Canada’s Freedom Convoy trucker protest against vaccine mandates continued on Tuesday as mandates, vaccine passport systems, and other coronavirus restrictions began falling in provinces across the country – including Alberta, Saskatchewan, Quebec, and Prince Edward Island.
Premier Jason Kenney of Alberta, scene of a vigorous Freedom Convoy protest at a vital border crossing with the United States, announced the end of its vaccine passports on Tuesday in a remorseful news conference that described pandemic restrictions as a source of “terrible division.”
“Now is the time to begin learning to live with [Chinese coronavirus],” Kenney said on Tuesday. “We cannot remain at a heightened state of emergency forever. We have to begin to heal.”
“The threat of Covid-19 [Chinese coronavirus] to public health no longer outweighs the hugely damaging impact of health restrictions. We are well positioned to live with this virus,” he said, citing reduced hospitalization and encouraging wastewater analysis as reasons to begin easing pandemic rules.

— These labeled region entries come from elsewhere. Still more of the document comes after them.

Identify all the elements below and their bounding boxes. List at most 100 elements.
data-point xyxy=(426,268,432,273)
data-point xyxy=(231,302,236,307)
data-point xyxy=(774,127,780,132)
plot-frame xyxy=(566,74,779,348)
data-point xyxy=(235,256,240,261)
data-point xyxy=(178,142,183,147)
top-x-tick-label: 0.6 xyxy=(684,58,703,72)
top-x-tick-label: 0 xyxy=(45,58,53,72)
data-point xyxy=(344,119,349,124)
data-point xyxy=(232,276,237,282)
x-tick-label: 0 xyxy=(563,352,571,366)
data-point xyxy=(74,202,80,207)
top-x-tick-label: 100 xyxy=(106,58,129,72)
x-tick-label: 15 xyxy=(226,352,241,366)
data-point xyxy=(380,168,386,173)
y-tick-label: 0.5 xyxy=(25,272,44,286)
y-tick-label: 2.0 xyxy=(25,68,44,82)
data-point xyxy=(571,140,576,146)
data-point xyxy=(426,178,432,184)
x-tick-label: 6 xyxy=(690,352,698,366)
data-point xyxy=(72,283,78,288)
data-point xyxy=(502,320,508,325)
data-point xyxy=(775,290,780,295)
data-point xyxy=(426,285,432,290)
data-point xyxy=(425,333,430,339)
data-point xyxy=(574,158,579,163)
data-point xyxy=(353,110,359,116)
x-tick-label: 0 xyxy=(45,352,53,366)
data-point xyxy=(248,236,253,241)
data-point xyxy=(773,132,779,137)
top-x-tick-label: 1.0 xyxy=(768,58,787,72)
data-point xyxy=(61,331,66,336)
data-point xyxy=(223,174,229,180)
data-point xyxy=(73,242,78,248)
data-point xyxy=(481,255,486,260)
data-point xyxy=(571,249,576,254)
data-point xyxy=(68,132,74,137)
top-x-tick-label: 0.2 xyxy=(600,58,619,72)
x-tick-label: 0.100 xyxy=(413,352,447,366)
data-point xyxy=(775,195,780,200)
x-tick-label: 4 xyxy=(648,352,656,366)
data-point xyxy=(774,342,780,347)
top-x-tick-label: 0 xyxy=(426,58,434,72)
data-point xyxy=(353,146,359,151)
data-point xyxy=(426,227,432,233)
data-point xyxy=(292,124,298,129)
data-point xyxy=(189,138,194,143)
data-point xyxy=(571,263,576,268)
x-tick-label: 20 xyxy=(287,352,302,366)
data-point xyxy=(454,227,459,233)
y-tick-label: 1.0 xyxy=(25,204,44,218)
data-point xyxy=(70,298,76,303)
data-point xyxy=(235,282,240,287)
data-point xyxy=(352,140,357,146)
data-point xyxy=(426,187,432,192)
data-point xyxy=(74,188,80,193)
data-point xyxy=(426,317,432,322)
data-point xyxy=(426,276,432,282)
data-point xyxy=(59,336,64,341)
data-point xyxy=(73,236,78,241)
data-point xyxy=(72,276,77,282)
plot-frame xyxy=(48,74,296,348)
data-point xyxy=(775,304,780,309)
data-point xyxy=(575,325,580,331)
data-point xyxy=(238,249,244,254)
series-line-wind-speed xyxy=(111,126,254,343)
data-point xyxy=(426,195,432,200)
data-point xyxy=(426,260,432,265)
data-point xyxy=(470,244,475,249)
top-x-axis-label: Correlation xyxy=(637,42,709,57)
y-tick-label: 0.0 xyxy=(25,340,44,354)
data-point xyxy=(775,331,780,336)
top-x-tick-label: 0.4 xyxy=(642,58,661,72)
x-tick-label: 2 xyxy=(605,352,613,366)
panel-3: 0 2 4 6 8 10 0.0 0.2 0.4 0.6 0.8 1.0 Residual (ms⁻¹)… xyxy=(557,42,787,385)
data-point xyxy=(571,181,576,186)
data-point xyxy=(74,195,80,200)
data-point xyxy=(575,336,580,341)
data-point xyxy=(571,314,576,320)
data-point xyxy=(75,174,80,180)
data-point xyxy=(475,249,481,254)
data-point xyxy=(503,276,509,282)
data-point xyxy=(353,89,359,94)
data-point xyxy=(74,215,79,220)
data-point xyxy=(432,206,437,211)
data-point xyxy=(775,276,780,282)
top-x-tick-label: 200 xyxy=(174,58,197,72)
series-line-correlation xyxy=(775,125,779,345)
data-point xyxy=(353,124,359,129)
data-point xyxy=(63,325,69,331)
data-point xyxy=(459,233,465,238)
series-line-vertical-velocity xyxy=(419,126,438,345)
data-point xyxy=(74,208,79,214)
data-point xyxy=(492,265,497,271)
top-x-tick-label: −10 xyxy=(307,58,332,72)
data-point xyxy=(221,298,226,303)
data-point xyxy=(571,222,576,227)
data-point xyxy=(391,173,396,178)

In truth, the number of hospitalizations in Alberta is fairly steady, as the Globe and Mail pointed out – with some implied skepticism about Kenney’s insistence that the massive Freedom Convoy protests had nothing to do with his sudden realization that pandemic restrictions have outlived their usefulness.
“The program is no longer serving a useful and compelling purpose,” Kenney said of vaccine passports. “I could not stand in front of Albertans tonight and justify a continuation of a program that has done its job.”
“None of that has to do anything with a few trucks parked at the Coutts border crossing,” he added.
Kenney said restrictions would be lifted in three stages, beginning with the termination of vaccine passports at midnight and the end of pandemic policies in schools, including the odious mask mandate on young children.
“It is time to let kids be kids,” Kenney said.
Saskatchewan Premier Scott Moe said his own province’s vaccine passport system would be eliminated on Valentine’s Day, while indoor masking requirements would be lifted at the end of February.
Like Kenney, Moe acknowledged the vaccine passports created “deep divisions” in society. He said enforcing the passport system was no longer worth the social cost now that the dangerous delta variant has given way to the more contagious, but less lethal, omicron variant – something that actually happened in December at the latest.
The Globe and Mail reported Moe’s declaration of eased restrictions came with a plea for social unity, although he also insisted the protest movement had nothing to do with his decision:
“It is time for us also to heal the divisions in our communities over vaccinations,” Mr. Moe said. He asked residents not to judge each other over vaccination status or turn on those who wear masks after that requirement expires at the end of February.
“Don’t lose a friend to COVID,” he said.
Mr. Moe said people from across the province influenced his government’s policy shift, but not specifically the convoys of protesters. He said his MLAs listened to constituents and their changing attitudes. “Ultimately, you blend that with the science that we have.”
Premier Dennis King announced that Prince Edward Island will begin easing its pandemic restrictions on February 17, but will not finish lifting mask requirements and limits on public gatherings until April 7. Even then, King said restrictions could remain in place indefinitely for “high-risk” facilities like hospitals and nursing homes.
“This is not a declaration that Covid is over, or that Covid will disappear, or that we are standing here saying mission accomplished. Covid is still with us and it will be with us,” King warned.
“Today is a day we cautiously look forward with hope and optimism,” he said.
Quebec Premier Francois Legault acknowledged public frustration with coronavirus restrictions and said their time was coming to an end, although he insisted they were necessary over the past two years.
“The population is fed up. I’m fed up. We’re all fed up. But the reason we resisted until today was because there was too much risk. Right now, we can take a calculated risk and finally turn the page,” he said.
Like his fellow provincial executives in Alberta, Saskatchewan, and Prince Edward Island, Legault insisted the Freedom Convoy had nothing to do with the immutable science of Chinese coronavirus changing overnight, but at least he offered his spin with a sense of humor.
“If they want to take credit and not come back in two weeks, I wouldn’t be opposed to that,” he wisecracked about Quebec City protesters, who held a demonstration last weekend and pledged to return in two weeks if conditions have not improved.
The Globe and Mail quoted communications professor David Taras of Calgary’s Mount Royal University predicting Canadian politicians would probably get away with pretending they coincidentally decided to begin lifting restrictions just as the Freedom Convoy protests peaked, because the public is weary of the endless pandemic and looking for an offramp.
“They’re not looking weak. I think the public exhaustion is now working in favor of the government,” Taras said – a prognosis that might offer a ray of hope to nervous Democrats south of the Canadian border as they, too, abruptly discover science coincidentally changed at the exact moment their poll numbers hit rock bottom.